While reading the hundreds of pages Burden had written, I found myself by turns fascinated, provoked, and frustrated. She kept many journals simultaneously. She dated some entries, but not others. She had a system of cross-referencing the notebooks that was sometimes straightforward but at other times appeared byzantine in its complexity or nonsensical. In the end, I gave up trying to decode it. Her handwriting shrinks into illegibility on some pages and on others grows so large that a few sentences take up an entire page. Some of her texts are obscured by drawings that intrude into the written passages. A few of the notebooks were full to bursting and others contained only a few paragraphs. Notebook A and Notebook U were mostly autobiographical, but not entirely. She kept elaborate notes on artists she loved, some of whom take up many pages of a notebook. Vermeer and Velázquez share V, for example. Louise Bourgeois has her own notebook under L, not B, but L contains digressions on childhood and psychoanalysis. William Wechsler, Notebook W, contains notes on Wechsler’s work but also lengthy asides on Lawrence Sterne’s
Tristram Shandy
and Eliza Heywood’s
Fantomina
, as well as a commentary on Horace.

Many of the journals are essentially notes on her reading, which was voluminous and darted in and out of many fields: literature, philosophy, linguistics, history, psychology, and neuroscience. For unknown reasons, John Milton and Emily Dickinson shared a notebook labeled G. Kierkegaard is in K, but Burden also writes about Kafka in it, with several passages on cemeteries as well. Notebook H, on Edmund Husserl, has pages on Husserl’s idea about “the intersubjective constitution of objectivity” and the consequences of such an idea on the natural sciences, but also tangents on Maurice Merleau-Ponty, Mary Douglas, and a “Fantasy Scenario” on artificial intelligence. Q is devoted to quantum theory and its possible use for a theoretical model of the brain. On the first page of Notebook F (for
female
, apparently), Burden writes, “Hymns to the Fair Sex.” Page after page of quotations follow. A small sample will suffice to give the flavor. Hesiod: “Who trusts a woman, that man trusts a swindler.” Tertullian: “You [woman] are the devil’s gateway.” Victor Hugo: “God became man, granted. The devil became a woman.” Pound (Canto XXIX): “The female / Is an element, the female / Is chaos, an octopus / A biological process.” Along with these examples of blatant misogyny, Burden had stapled dozens of newspaper and magazine articles onto a single page with the word
suppressed
written on it. There was no common theme to these miscellaneous pieces, and I wondered why they had been lumped together. And then it dawned on me that what they shared were lists. Every article included a list of contemporary visual artists, novelists, philosophers, and scientists, in which no woman’s name appeared.

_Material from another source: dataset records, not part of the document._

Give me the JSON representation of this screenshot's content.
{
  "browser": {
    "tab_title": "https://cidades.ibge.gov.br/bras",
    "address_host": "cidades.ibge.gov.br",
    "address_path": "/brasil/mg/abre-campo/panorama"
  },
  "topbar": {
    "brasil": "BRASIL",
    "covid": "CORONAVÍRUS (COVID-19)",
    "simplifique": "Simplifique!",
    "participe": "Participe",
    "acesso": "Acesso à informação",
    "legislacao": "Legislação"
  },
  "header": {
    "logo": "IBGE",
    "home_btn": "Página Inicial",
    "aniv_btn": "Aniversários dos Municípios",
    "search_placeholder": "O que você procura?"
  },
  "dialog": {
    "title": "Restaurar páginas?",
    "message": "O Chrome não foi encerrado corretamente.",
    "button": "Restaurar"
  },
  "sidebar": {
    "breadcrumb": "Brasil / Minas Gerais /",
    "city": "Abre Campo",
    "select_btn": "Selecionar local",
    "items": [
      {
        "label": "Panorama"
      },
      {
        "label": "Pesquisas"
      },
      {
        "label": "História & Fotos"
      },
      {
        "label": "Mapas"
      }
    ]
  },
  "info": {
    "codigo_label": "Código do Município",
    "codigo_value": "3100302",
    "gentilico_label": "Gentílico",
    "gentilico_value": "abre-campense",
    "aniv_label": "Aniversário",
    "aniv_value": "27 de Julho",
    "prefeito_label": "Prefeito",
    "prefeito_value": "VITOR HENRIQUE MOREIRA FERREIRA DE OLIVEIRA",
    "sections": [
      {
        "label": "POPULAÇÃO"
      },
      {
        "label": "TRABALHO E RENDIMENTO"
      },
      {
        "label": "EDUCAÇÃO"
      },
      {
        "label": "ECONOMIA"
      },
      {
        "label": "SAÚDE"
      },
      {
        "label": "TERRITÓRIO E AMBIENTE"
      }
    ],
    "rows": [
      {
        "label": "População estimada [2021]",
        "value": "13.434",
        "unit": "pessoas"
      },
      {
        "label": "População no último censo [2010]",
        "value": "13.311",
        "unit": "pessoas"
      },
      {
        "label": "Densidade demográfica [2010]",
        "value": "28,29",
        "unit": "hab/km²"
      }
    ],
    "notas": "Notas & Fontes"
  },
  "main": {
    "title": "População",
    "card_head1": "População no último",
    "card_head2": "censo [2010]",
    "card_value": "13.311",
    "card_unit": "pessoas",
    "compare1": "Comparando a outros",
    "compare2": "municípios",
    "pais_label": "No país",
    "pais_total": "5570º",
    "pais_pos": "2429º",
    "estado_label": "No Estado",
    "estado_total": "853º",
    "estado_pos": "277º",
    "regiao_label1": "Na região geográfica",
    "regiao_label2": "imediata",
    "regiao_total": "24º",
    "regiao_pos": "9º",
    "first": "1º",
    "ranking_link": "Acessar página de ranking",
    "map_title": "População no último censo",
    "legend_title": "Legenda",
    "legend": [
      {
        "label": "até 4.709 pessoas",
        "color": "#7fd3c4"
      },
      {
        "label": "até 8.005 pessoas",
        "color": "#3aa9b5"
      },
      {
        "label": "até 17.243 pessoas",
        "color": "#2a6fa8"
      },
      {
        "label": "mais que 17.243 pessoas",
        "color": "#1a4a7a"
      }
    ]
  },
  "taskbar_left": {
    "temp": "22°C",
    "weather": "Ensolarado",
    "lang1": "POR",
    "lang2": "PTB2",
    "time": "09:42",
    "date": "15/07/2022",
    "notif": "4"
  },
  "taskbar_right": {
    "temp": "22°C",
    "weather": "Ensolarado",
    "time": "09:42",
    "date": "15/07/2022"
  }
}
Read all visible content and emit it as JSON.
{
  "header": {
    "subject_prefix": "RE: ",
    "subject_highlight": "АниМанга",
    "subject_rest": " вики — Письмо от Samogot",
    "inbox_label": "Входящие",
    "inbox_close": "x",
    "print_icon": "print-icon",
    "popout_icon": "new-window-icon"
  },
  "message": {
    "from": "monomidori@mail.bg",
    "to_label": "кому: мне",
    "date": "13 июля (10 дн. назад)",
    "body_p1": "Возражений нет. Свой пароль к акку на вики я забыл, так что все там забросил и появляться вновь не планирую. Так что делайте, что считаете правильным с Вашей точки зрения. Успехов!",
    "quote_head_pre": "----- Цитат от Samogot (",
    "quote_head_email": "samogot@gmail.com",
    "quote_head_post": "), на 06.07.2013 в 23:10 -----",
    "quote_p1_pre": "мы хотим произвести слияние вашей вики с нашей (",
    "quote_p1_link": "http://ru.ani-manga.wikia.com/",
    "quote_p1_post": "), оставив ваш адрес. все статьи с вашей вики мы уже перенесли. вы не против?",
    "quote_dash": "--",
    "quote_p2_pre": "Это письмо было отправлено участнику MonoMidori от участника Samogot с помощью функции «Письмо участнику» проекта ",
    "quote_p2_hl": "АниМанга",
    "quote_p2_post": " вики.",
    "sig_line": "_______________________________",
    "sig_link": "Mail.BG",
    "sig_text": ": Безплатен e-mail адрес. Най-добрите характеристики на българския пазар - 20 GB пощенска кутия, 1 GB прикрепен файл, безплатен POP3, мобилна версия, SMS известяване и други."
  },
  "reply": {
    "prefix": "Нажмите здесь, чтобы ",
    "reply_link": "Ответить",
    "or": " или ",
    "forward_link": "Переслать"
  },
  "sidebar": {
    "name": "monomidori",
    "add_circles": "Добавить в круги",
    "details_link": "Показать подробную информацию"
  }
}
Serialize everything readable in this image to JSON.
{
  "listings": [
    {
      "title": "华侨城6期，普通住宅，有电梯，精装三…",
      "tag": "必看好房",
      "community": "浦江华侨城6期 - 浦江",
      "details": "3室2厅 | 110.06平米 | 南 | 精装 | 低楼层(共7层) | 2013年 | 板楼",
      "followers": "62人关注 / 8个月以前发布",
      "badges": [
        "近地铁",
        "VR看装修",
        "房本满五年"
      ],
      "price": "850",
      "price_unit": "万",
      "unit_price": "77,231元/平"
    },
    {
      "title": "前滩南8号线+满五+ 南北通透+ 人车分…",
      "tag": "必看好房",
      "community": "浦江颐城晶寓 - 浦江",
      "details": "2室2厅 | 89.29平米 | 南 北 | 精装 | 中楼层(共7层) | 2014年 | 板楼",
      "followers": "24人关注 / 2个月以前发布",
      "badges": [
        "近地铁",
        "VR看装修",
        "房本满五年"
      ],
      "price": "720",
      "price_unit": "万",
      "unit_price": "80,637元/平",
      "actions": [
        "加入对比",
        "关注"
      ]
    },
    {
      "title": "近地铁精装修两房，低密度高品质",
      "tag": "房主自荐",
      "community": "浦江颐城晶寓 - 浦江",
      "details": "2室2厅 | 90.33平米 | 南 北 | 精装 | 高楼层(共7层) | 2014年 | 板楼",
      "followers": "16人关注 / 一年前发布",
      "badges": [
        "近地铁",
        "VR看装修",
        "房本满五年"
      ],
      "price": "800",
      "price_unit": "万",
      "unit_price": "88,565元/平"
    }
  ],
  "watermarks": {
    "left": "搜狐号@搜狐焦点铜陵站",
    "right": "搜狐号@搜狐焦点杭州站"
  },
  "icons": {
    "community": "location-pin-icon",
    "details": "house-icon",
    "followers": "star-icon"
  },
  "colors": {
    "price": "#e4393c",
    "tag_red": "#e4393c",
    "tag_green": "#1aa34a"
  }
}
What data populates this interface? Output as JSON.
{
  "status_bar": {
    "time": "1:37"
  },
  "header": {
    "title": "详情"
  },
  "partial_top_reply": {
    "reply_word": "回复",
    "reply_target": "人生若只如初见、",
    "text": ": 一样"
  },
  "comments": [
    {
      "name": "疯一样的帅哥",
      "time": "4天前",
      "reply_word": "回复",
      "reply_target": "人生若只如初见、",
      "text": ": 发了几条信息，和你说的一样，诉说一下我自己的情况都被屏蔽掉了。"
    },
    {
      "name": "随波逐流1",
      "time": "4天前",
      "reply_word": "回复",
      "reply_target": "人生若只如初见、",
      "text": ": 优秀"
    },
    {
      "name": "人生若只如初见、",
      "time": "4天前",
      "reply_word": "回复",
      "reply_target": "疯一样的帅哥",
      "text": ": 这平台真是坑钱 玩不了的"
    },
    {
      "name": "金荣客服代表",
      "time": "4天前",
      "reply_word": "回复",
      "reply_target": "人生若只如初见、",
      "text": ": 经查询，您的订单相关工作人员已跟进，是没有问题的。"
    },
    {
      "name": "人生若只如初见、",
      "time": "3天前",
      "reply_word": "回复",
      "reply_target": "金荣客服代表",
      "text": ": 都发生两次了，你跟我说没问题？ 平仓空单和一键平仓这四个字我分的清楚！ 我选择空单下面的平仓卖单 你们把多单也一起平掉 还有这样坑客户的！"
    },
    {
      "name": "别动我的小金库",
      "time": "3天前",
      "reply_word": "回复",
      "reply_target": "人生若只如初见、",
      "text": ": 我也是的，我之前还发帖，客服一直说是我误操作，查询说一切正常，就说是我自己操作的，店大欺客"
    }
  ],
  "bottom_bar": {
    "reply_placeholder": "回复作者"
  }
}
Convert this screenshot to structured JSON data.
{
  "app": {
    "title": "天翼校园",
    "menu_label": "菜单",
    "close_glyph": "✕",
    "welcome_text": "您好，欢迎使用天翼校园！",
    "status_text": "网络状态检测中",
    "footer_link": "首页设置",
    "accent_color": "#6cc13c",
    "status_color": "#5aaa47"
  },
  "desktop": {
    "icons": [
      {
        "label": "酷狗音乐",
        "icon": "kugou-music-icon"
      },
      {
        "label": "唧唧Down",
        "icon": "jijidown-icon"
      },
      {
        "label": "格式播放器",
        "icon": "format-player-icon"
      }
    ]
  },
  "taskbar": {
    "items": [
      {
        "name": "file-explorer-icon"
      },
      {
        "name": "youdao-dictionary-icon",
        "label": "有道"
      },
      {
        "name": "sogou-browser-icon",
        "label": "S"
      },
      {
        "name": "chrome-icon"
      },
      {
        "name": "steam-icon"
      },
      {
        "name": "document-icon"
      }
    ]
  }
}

In V, Burden also quotes scholarly books, with and without citation. I found this quotation: “The ‘woman-as-monster’ image—with women depicted as snakes, spiders, extraterrestrials, and scorpions—is very common in boys’ literature, not only in the United States but also in Europe and Japan (see T, p. 97).” The parenthetical reference is to Burden’s own Notebook T, for
teratology
, the study of monsters, which, as Burden explains on its first page, is “the category that is not a category, the category to hold what can’t be held.” Burden was preoccupied by monsters and collected references to them in both science and literature. On page 97 of Notebook T, Burden quotes Rabelais, whose comic monsters changed the face of literature, noting that Gargantua is not born through the usual orifice: “Thanks to this unfortunate accident there took place a weakening of the uterus; the child leapt up through the Fallopian tubes to a hollow vein and, scrambling across the diaphragm to the upper arm where this vein divides in two, he left the fork and crawled out through the left ear” (Book I, Chapter 6). Immediately after this, she writes, “But the monster is not always a Rabelaisian wonder of hearty appetites and boundless hilarity. She is often lonely and misunderstood (see M and N).”